In İskenderun, a city of 1.6 million residents historically known as Alexandretta, rescue teams and survivors were digging through the rubble on Tuesday in search of signs of life. Much of the port city has been left in ruins. In the vicinity of what was a hospital two days ago, one of the doctors recounted that it had been very difficult for him to return to what was once his workplace: “I am devastated, I see bodies everywhere. Although I am used to seeing corpses, this is very difficult for me,” he told Reuters. Kerim Sahin, a taxi driver helping with the rescue efforts, said he was looking for a friend at the hospital: “A doctor said there are about 15 people here, including patients. At the moment, everyone is trapped. No one can enter the building.”

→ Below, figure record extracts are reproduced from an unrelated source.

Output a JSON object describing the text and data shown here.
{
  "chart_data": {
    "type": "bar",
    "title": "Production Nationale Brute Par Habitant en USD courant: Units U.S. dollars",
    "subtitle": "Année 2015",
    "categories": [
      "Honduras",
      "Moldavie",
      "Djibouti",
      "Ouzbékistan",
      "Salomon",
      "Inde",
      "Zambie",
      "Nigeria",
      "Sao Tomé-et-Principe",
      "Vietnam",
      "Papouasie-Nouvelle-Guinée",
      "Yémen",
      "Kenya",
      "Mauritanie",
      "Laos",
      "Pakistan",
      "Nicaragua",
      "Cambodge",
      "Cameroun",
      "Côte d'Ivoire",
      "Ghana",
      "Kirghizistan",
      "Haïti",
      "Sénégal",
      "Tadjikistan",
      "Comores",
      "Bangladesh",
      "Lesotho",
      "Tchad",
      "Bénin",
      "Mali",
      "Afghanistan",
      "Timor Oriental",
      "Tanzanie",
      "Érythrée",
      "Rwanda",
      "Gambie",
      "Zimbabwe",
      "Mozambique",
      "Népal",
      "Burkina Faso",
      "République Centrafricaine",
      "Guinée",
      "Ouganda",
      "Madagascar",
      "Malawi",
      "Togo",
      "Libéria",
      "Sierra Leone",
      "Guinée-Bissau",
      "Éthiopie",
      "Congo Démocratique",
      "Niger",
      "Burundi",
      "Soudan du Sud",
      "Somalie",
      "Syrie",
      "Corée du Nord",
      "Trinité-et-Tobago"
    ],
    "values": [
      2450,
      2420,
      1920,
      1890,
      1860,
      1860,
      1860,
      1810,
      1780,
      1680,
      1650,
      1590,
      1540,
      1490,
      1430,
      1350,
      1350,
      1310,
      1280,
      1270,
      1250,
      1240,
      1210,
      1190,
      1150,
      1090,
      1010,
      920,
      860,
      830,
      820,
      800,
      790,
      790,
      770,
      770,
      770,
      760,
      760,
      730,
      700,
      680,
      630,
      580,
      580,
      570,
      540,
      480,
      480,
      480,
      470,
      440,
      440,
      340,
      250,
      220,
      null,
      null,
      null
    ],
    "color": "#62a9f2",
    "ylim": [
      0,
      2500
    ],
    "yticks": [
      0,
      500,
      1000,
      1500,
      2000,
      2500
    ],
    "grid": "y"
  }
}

A similar feeling of helplessness invades Sara Islán, a Spanish teacher who has been living in Turkey for a decade, in Şanlıurfa, and who is now spending a few days in Madrid. “If help does not reach those who are under the rubble, imagine those who are sheltering in cars, or without food or drinking water. Yesterday, my friends only found water and cookies. There is no bread. They are handing out one small bowl of soup per child. And it’s very cold,” said Islán in statements to reporter Ángeles Lucas.
The Turkish government, through the country’s emergency and disaster management agency, has made an app available to residents to indicate the location of people who have been trapped under the rubble. “They can’t keep up,” says Islán, sounding anguished.
“The vast majority of the buildings [in Şanlıurfa] are very old and built with poor materials; there are many that have turned to dust,” she adds. Islán’s husband is a Turkish civil engineer born in Şanlıurfa who says that there used to hardly be any quake-proofing regulations in the building codes. “But one was introduced in 2007 and another, even tougher one in 2019. And predictably these buildings are resisting better. They are having more superficial problems,” says Islán, adding that local technicians are now thinking about marking buildings where it is safe to enter with green crosses, yellow ones where care must be taken, and red ones for prohibited access.